All together now

John Donne says you'll flunk

Back when I was a teaching assistant in a university math department, Professor Joshua Stone was fortunate enough to secure my services as his sidekick in an abstract algebra class. As one of those slightly overzealous TAs, I'd sit in on the actual classes as well as holding office hours and grading exams. Stone liked to break his class up into teams and hand out projects for cooperative work and exploration. One day I was in Stone's office as he shuffled through a pile of comment forms from his students. He suddenly started chuckling and tossed one of the pieces of paper at me.

“Check it out, Zee. What are we supposed to make of that?”

I turned the sheet of paper right-side up and read the words, “More small groups!”

“It's a puzzler,” I admitted, grinning at the professor.
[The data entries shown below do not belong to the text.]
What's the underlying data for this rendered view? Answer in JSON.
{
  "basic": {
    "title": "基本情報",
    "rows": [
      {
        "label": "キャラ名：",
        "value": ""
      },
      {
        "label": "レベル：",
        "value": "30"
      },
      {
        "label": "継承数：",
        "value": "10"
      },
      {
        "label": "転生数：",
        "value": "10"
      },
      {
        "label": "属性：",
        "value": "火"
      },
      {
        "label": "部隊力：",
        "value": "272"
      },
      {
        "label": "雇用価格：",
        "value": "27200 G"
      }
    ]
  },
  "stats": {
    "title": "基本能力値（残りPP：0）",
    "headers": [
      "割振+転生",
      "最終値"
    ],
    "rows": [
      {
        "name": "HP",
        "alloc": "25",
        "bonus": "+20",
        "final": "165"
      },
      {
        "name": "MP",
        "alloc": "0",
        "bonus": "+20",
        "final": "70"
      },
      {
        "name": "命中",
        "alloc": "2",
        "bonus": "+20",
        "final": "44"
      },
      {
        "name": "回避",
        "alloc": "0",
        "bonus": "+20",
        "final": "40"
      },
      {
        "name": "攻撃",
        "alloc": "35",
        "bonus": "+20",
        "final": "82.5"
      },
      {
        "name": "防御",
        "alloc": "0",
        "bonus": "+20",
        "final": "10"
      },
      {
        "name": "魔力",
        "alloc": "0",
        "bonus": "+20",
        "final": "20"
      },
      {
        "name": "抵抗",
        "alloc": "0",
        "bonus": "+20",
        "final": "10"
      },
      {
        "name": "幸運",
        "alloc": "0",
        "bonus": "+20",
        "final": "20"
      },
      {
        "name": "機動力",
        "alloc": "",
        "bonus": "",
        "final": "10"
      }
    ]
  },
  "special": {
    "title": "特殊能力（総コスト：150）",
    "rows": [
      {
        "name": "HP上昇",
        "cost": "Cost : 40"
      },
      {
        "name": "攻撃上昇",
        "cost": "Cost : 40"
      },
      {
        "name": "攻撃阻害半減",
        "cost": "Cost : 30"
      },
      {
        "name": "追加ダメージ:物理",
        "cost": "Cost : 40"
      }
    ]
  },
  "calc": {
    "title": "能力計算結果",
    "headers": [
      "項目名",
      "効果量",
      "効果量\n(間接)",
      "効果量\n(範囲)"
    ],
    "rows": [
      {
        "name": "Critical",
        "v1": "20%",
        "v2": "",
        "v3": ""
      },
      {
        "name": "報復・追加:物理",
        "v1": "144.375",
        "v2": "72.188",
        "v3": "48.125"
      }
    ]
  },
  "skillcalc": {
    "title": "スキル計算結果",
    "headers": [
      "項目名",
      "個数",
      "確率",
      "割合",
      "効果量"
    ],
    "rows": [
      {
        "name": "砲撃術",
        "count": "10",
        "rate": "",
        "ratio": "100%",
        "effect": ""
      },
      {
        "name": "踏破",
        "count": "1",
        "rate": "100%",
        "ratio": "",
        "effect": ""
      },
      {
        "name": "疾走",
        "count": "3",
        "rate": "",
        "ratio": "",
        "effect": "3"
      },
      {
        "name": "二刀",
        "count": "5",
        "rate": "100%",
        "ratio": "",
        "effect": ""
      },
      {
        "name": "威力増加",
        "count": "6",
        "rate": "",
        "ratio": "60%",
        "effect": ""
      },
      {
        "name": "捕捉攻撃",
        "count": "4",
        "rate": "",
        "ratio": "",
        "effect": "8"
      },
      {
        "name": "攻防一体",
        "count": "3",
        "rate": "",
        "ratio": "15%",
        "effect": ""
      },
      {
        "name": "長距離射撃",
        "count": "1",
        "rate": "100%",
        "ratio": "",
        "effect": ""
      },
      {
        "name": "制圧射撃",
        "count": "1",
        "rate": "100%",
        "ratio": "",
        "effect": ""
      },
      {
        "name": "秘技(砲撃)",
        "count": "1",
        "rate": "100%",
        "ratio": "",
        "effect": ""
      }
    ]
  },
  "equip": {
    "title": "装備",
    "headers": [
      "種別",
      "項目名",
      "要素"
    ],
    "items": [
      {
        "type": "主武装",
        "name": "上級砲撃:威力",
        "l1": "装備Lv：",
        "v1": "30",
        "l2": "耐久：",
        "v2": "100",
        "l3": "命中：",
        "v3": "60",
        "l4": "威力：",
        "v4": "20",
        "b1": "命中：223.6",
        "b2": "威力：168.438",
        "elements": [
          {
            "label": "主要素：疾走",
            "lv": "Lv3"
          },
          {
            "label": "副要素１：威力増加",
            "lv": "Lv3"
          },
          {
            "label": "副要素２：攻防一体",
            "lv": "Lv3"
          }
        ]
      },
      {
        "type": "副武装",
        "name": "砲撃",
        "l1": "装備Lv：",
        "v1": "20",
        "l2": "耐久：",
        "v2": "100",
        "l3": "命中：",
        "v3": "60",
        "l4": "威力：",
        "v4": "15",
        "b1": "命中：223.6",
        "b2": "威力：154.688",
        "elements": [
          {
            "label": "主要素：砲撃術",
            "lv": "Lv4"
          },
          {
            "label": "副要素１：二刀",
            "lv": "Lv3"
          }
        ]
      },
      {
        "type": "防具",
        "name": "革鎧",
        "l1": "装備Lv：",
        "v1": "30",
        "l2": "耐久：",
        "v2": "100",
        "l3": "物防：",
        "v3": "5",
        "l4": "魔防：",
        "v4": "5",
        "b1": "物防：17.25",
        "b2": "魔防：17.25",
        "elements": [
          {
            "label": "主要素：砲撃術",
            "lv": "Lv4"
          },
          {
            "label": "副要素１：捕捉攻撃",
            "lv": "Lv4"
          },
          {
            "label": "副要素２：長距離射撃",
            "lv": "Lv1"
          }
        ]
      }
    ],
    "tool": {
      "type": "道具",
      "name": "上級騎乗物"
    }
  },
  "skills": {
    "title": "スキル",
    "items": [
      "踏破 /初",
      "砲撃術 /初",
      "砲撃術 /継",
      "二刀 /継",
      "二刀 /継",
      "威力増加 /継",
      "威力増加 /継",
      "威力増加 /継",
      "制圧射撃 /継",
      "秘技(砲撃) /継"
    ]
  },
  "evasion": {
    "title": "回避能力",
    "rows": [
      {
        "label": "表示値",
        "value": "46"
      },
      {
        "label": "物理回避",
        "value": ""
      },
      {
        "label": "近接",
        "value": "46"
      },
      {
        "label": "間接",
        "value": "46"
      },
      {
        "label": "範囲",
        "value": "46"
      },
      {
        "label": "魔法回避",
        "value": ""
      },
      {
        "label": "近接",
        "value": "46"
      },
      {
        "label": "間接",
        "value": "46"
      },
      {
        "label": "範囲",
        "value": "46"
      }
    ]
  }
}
Stone smiled back. “Yeah. Does the student want me to give them more problems involving groups of small order, or does the student want me to break them up into small teams for group work more often? You can read it either way.”

“Or both!” I suggested.



Professor Stone was a big fan of having his students work together in small groups, exploring mathematical questions and pooling their insights and resources. The success of the small-group technique, however, was anything but predictable. It was affected by the aggregate personal dynamics of each class and the weird fluctuations caused by partitioning the students into different small-group configurations. Some classes adapt happily to group work while others resist it strenuously.

So it was at the university back in those days and so it is at my community college in the present day. I've become a little more canny about breaking up my own classes into small groups, trying to balance each team to increase the likelihood of successful cooperative effort. Nevertheless, I keep running into particular students for whom this learning technique is a complete failure.

I really don't know what to do.

The pitfalls of small-group work are obvious to anyone who thinks about it for a moment. You can have a group in which one pushy student takes over and drives everything (including his or her classmates away). You can have a group in which everyone is exactly the same and nothing gets done; a kind of group paralysis ensues. (If you let groups form entirely on their own, it turns out that your weakest students have a remarkable propensity for clustering together in a kind of “reverse” brain trust.) You can have the bright student who resents the possibility (even the likelihood) of the group riding on his or her ability to do the problem—and is happy to complain to you about it at great length.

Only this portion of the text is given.